Mademoiselle de Laurebourg had, however, gone out, but it was in a carriage, and she had driven to a cottage to see a poor woman who had broken her leg, and who had nothing but the scanty earnings of her daughter Francoise upon which to exist. As soon as Diana entered the cottage she saw that something had gone wrong.

“What is the matter?” asked she.

The poor creature, with garrulous volubility, exhibited a summons which she had just received, and said that she owed three hundred francs, and that as she could no longer pay the interest, she had been summoned, and that her little property would be seized, and so a finishing stroke would be put to her troubles.

“It is the Counsellor,” said she, “that rogue Daumon, who has done all this.”

The poor woman went on to say that when she went to her creditor to implore a little delay, he had scoffingly told her to send her pretty daughter to him to plead her cause.

Mademoiselle de Laurebourg was disgusted at this narrative, and her eyes gleamed with anger.

“I will see this wicked man,” said she, “and will come back to you at once.”
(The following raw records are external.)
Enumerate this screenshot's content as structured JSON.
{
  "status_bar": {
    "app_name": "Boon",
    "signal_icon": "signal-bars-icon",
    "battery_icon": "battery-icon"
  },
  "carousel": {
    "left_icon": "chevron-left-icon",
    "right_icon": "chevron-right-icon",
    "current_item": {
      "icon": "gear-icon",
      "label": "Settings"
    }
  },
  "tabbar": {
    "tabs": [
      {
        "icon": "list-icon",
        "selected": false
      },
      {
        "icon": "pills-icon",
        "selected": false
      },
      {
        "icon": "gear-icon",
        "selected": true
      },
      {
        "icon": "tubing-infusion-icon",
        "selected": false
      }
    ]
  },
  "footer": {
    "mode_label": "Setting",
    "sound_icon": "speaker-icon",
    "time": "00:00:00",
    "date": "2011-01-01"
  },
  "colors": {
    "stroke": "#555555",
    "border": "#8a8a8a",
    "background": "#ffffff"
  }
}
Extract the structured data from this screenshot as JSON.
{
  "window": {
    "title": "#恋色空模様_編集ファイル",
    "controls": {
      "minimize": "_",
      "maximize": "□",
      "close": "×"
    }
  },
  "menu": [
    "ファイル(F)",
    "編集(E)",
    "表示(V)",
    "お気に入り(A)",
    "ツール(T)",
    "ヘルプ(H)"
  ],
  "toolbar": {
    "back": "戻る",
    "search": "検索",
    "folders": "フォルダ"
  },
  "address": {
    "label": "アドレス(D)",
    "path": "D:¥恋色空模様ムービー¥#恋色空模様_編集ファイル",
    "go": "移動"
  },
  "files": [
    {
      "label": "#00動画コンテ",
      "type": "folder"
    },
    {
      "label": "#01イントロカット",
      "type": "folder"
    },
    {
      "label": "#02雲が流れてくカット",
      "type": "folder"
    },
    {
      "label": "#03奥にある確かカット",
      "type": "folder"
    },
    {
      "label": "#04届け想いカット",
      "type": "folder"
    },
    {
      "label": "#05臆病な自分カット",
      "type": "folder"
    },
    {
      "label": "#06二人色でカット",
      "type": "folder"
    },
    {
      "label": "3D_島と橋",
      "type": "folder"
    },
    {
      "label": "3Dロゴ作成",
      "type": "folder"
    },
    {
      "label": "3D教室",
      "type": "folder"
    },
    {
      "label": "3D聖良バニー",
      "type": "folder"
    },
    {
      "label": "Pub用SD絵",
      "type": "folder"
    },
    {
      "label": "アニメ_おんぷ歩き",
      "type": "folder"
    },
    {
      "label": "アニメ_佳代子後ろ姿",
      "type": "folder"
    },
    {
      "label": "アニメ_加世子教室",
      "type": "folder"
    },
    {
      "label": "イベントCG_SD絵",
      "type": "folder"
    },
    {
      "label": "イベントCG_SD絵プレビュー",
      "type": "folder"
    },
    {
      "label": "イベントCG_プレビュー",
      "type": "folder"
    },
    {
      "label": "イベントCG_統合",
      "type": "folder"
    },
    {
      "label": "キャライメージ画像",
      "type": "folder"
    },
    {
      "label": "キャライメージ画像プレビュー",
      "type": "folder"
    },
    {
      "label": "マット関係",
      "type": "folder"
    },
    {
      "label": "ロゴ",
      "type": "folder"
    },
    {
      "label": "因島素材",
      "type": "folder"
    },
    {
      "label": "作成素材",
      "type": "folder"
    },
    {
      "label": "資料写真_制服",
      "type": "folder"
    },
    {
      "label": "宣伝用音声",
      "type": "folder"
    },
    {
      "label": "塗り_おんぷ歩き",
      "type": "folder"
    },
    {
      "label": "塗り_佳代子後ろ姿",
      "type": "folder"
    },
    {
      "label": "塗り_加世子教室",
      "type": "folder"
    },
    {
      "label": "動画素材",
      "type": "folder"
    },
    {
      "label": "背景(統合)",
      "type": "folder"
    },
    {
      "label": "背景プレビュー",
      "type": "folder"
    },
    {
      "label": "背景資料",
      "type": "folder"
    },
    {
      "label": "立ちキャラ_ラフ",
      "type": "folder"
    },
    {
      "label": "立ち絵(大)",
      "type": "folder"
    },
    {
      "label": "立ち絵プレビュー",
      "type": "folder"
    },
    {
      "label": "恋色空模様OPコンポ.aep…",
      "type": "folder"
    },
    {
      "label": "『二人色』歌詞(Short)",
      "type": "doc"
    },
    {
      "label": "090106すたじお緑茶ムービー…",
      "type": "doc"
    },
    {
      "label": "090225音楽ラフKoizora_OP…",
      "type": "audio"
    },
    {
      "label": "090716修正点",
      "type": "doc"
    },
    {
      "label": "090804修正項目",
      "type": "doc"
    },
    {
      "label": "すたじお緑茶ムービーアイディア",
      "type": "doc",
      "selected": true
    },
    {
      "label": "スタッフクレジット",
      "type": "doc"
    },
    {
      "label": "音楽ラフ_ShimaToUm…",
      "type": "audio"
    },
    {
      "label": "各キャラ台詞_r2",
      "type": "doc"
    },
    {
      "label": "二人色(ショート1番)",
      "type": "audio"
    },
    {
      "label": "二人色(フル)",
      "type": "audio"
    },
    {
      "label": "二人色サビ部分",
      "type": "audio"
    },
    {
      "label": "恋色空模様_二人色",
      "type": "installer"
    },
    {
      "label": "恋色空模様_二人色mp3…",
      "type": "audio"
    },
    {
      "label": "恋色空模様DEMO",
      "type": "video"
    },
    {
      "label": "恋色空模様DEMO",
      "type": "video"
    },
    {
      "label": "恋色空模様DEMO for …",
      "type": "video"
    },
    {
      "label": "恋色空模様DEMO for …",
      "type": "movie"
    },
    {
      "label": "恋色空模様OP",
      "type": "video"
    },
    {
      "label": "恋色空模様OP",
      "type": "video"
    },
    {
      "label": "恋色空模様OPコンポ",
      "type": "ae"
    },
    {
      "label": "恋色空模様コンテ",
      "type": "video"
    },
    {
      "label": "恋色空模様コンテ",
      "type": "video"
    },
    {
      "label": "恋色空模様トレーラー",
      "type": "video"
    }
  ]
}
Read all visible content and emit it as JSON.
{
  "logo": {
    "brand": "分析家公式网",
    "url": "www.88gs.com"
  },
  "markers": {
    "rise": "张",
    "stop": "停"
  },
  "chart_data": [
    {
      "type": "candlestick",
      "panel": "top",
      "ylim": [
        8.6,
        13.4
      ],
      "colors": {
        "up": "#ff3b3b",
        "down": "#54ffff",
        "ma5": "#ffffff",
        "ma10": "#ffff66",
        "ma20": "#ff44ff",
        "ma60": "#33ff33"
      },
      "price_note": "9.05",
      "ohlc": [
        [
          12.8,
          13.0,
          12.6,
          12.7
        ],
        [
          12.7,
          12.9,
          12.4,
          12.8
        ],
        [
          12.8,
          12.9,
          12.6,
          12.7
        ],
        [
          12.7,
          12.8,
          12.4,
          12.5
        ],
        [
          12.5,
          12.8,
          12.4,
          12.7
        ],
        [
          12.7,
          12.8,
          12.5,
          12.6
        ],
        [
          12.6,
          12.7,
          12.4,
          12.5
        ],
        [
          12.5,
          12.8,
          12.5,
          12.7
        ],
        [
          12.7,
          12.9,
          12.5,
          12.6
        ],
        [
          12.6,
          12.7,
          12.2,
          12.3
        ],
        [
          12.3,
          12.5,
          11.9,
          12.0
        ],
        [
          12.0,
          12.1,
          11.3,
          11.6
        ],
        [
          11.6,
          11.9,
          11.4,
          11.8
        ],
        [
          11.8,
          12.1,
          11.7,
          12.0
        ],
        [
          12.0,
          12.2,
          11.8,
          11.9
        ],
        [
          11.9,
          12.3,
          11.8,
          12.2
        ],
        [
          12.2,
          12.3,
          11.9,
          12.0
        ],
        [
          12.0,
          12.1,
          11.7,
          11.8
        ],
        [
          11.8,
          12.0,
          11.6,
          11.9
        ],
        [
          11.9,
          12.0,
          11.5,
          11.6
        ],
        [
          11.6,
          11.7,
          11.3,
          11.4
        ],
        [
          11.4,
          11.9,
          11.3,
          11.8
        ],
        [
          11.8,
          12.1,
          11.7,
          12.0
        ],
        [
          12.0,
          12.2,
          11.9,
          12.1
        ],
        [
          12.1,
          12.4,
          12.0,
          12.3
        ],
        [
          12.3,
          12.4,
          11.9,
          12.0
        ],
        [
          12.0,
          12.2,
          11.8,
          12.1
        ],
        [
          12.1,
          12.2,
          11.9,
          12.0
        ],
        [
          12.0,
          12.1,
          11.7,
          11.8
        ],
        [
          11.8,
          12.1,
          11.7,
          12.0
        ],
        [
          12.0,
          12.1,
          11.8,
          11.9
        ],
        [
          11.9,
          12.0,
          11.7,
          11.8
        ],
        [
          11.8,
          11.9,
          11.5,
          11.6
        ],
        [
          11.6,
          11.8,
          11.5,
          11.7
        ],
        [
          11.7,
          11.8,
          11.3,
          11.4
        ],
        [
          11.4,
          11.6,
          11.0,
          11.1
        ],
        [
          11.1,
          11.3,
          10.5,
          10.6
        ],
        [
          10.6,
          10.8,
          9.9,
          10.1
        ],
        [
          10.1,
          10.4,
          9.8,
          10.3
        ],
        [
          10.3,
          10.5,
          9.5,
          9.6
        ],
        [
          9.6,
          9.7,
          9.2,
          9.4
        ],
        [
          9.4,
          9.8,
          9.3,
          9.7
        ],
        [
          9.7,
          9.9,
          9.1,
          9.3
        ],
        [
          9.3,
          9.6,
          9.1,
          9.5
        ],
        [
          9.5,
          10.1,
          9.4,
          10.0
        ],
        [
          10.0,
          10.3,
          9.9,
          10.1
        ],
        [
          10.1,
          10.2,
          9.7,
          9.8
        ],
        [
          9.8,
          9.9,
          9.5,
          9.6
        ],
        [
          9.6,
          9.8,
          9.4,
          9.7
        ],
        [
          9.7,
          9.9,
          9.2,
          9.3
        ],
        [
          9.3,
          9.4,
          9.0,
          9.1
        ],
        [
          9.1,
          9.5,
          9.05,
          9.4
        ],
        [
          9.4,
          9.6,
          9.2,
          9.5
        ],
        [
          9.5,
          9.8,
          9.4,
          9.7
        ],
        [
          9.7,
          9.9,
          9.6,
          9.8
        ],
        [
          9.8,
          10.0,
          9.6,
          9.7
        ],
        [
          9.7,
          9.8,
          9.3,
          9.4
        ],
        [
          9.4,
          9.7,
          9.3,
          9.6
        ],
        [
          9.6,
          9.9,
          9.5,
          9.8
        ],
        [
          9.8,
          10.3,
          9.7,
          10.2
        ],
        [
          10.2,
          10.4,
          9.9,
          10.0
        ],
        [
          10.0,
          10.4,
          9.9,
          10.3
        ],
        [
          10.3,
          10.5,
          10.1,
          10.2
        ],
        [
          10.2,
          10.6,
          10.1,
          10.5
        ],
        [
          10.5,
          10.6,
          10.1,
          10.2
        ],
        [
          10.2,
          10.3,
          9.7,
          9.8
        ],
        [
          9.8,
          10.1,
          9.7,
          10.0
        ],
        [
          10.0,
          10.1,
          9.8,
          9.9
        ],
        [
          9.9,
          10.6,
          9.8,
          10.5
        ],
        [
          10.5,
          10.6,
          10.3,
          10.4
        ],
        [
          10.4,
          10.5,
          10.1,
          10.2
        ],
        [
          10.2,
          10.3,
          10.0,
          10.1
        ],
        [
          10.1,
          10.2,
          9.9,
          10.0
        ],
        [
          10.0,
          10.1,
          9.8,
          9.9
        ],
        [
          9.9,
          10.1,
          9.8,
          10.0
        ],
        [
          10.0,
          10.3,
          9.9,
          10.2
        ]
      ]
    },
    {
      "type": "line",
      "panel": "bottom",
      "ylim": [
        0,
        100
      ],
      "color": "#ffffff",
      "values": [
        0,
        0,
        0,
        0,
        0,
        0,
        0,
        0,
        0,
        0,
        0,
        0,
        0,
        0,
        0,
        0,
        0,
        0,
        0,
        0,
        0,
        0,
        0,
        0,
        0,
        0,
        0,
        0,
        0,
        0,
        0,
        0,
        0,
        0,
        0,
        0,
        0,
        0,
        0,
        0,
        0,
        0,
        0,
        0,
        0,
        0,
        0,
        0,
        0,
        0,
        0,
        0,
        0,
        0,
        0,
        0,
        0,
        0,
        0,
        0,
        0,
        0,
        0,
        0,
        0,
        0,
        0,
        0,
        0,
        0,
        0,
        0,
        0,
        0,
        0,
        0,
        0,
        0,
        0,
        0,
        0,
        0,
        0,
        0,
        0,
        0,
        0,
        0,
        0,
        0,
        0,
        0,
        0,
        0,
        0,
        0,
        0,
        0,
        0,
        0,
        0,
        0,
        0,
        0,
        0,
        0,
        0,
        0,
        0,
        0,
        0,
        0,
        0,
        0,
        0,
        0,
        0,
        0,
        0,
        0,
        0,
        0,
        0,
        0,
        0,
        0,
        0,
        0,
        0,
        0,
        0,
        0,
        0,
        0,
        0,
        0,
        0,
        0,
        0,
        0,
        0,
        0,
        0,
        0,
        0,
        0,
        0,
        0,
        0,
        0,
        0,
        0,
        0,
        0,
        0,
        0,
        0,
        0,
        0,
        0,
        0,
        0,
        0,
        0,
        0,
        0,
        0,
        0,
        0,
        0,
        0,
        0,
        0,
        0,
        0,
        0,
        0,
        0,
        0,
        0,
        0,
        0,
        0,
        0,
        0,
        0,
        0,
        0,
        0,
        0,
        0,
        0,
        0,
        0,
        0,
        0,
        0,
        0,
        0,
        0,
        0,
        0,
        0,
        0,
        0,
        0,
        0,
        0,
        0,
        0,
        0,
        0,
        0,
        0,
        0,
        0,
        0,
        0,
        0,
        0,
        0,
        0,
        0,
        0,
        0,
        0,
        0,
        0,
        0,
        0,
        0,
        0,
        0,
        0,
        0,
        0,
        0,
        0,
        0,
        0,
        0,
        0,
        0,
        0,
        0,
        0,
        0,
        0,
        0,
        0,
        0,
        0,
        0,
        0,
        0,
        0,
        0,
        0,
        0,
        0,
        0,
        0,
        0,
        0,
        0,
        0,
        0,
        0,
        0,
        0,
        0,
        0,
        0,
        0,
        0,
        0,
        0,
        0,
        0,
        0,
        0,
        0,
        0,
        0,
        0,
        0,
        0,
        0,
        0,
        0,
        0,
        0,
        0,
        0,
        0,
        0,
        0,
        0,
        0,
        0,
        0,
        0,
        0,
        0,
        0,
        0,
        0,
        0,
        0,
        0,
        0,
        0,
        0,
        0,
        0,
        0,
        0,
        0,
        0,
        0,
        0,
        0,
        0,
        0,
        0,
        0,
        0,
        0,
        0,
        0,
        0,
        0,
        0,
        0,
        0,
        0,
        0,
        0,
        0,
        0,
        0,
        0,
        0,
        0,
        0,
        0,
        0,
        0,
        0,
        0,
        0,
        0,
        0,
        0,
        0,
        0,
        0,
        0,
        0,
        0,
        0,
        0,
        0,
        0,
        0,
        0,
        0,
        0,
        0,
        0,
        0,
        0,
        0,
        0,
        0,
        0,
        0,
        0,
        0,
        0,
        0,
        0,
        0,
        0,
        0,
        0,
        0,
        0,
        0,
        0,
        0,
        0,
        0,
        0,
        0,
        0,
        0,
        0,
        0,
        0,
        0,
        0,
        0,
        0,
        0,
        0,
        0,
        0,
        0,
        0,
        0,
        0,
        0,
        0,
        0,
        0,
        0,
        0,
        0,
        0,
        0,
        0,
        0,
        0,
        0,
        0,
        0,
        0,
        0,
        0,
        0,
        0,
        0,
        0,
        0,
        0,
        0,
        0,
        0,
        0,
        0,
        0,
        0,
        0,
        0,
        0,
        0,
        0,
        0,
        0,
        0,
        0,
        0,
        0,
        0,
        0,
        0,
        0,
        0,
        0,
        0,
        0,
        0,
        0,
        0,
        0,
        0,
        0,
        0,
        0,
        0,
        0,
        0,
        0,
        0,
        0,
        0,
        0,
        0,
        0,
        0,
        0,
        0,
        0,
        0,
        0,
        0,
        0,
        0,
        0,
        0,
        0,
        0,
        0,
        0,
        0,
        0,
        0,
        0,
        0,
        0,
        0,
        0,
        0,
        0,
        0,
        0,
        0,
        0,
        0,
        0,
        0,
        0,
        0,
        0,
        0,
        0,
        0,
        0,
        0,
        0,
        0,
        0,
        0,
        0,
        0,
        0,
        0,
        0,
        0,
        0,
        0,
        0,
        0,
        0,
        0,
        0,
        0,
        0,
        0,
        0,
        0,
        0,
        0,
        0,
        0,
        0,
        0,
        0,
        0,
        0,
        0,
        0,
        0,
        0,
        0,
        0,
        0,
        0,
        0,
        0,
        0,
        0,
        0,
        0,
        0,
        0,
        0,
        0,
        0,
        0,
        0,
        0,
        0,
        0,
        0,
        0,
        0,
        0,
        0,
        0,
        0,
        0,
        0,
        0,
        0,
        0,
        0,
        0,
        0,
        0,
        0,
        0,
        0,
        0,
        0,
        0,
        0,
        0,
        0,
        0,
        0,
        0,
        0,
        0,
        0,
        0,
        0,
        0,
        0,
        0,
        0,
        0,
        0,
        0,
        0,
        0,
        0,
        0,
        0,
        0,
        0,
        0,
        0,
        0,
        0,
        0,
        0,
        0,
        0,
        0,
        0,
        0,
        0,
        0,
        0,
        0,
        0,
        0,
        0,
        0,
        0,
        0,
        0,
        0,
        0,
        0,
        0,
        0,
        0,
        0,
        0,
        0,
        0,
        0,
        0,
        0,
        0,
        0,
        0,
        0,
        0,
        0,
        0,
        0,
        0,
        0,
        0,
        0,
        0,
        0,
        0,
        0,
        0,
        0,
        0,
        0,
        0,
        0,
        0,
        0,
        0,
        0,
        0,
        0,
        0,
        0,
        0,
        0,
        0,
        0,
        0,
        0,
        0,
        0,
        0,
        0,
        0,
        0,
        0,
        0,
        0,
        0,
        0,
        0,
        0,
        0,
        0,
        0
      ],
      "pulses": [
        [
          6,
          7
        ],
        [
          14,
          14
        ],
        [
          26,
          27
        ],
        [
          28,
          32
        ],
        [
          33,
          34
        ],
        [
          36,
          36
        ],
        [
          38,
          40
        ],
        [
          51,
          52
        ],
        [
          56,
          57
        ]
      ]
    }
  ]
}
She drove straight to the Counsellor’s house. Daumon was engaged in writing when the housekeeper ushered Diana into the office. He rose to his feet, and, taking off his velvet skull cap, made a profound bow, advancing at the same time a chair for his visitor’s accommodation.

Though Diana knew nothing of this man, she was not so unsophisticated as Norbert, and was not imposed upon by the air of servile obsequiousness that he assumed. With a gesture of contempt, she declined the proffered seat, and this act made Daumon her bitter enemy.

“I have come,” said she in the cold, disdainful words in which young girls of high birth address their inferiors,—“I have come to you from Widow Rouleau.”